TRIGGER FINGER RELEASE
For Patients in Pain from a condition called Trigger Finger
Trigger finger is a common condition in patients who do repetitive gripping or flexing of their fingers and hand. The tendons that flex the fingers run under a ligament, the A1 pulley, which keeps the tendons in place. In some cases, the tendons can get swollen from inflammation and develop a nodule that starts catching and popping under the ligament. In severe cases, the tendon can get so swollen that it will get stuck and will no longer bend the finger.
Frequently, the patient is offered a course of hand therapy to try to restore the full range of motion of the finger. In addition, anti-inflammatory medications, steroid injection, and a finger splint may be offered to treat the pain and inflammation.

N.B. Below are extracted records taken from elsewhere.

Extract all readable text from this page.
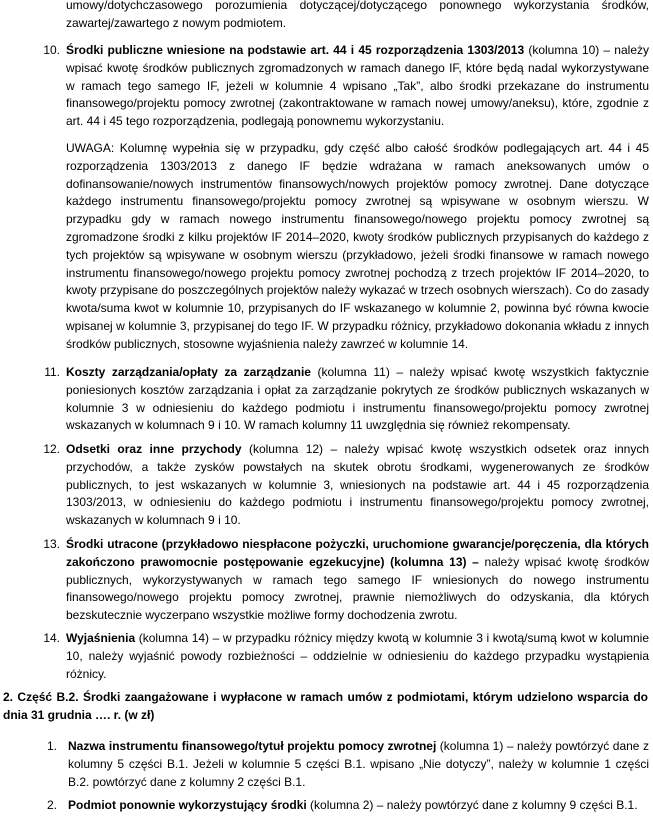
umowy/dotychczasowego porozumienia dotyczącej/dotyczącego ponownego wykorzystania środków, zawartej/zawartego z nowym podmiotem.

10. Środki publiczne wniesione na podstawie art. 44 i 45 rozporządzenia 1303/2013 (kolumna 10) – należy wpisać kwotę środków publicznych zgromadzonych w ramach danego IF, które będą nadal wykorzystywane w ramach tego samego IF, jeżeli w kolumnie 4 wpisano „Tak”, albo środki przekazane do instrumentu finansowego/projektu pomocy zwrotnej (zakontraktowane w ramach nowej umowy/aneksu), które, zgodnie z art. 44 i 45 tego rozporządzenia, podlegają ponownemu wykorzystaniu.

UWAGA: Kolumnę wypełnia się w przypadku, gdy część albo całość środków podlegających art. 44 i 45 rozporządzenia 1303/2013 z danego IF będzie wdrażana w ramach aneksowanych umów o dofinansowanie/nowych instrumentów finansowych/nowych projektów pomocy zwrotnej. Dane dotyczące każdego instrumentu finansowego/projektu pomocy zwrotnej są wpisywane w osobnym wierszu. W przypadku gdy w ramach nowego instrumentu finansowego/nowego projektu pomocy zwrotnej są zgromadzone środki z kilku projektów IF 2014–2020, kwoty środków publicznych przypisanych do każdego z tych projektów są wpisywane w osobnym wierszu (przykładowo, jeżeli środki finansowe w ramach nowego instrumentu finansowego/nowego projektu pomocy zwrotnej pochodzą z trzech projektów IF 2014–2020, to kwoty przypisane do poszczególnych projektów należy wykazać w trzech osobnych wierszach). Co do zasady kwota/suma kwot w kolumnie 10, przypisanych do IF wskazanego w kolumnie 2, powinna być równa kwocie wpisanej w kolumnie 3, przypisanej do tego IF. W przypadku różnicy, przykładowo dokonania wkładu z innych środków publicznych, stosowne wyjaśnienia należy zawrzeć w kolumnie 14.

11. Koszty zarządzania/opłaty za zarządzanie (kolumna 11) – należy wpisać kwotę wszystkich faktycznie poniesionych kosztów zarządzania i opłat za zarządzanie pokrytych ze środków publicznych wskazanych w kolumnie 3 w odniesieniu do każdego podmiotu i instrumentu finansowego/projektu pomocy zwrotnej wskazanych w kolumnach 9 i 10. W ramach kolumny 11 uwzględnia się również rekompensaty.

12. Odsetki oraz inne przychody (kolumna 12) – należy wpisać kwotę wszystkich odsetek oraz innych przychodów, a także zysków powstałych na skutek obrotu środkami, wygenerowanych ze środków publicznych, to jest wskazanych w kolumnie 3, wniesionych na podstawie art. 44 i 45 rozporządzenia 1303/2013, w odniesieniu do każdego podmiotu i instrumentu finansowego/projektu pomocy zwrotnej, wskazanych w kolumnach 9 i 10.

13. Środki utracone (przykładowo niespłacone pożyczki, uruchomione gwarancje/poręczenia, dla których zakończono prawomocnie postępowanie egzekucyjne) (kolumna 13) – należy wpisać kwotę środków publicznych, wykorzystywanych w ramach tego samego IF wniesionych do nowego instrumentu finansowego/nowego projektu pomocy zwrotnej, prawnie niemożliwych do odzyskania, dla których bezskutecznie wyczerpano wszystkie możliwe formy dochodzenia zwrotu.

14. Wyjaśnienia (kolumna 14) – w przypadku różnicy między kwotą w kolumnie 3 i kwotą/sumą kwot w kolumnie 10, należy wyjaśnić powody rozbieżności – oddzielnie w odniesieniu do każdego przypadku wystąpienia różnicy.

2. Część B.2. Środki zaangażowane i wypłacone w ramach umów z podmiotami, którym udzielono wsparcia do dnia 31 grudnia …. r. (w zł)

1. Nazwa instrumentu finansowego/tytuł projektu pomocy zwrotnej (kolumna 1) – należy powtórzyć dane z kolumny 5 części B.1. Jeżeli w kolumnie 5 części B.1. wpisano „Nie dotyczy”, należy w kolumnie 1 części B.2. powtórzyć dane z kolumny 2 części B.1.

2. Podmiot ponownie wykorzystujący środki (kolumna 2) – należy powtórzyć dane z kolumny 9 części B.1.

For many years, the definitive treatment was surgery through an open incision, releasing the A1 pulley, and allowing it to heal in a stretched position. This would take the pressure off the finger, allowing the finger to bend again without getting stuck. However, an open release requires wound care, removing stitches a week after the procedure, risk of infection, and prolonged return to work due to the wound healing, and up to 4 weeks of restricted hand function. There is also potential for complications from the surgical healing, including pain and extensive scarring.
Currently, there is a minimally invasive technique to perform a similar release without a surgical incision. It is called a Percutaneous Trigger Finger Release Under Ultrasound Guidance. This procedure consists of injecting lidocaine locally to numb the area and releasing the A1 pulley with a needle under live ultrasound imaging. There is no incision with a scalpel so the recovery is much quicker, and with a much lower risk of infection. The patient can immediately bend the finger after the procedure, and the needle puncture can be managed with a band aid for 24 hours, without the need for stitches. In 3 days, the patient can resume light gripping, and can return to full gripping as soon as ten days. Pain and scar tissue formation are minimal given the lack of an incision. In addition, this procedure is cheaper than open surgery since it is performed in the office and does not require surgical fees.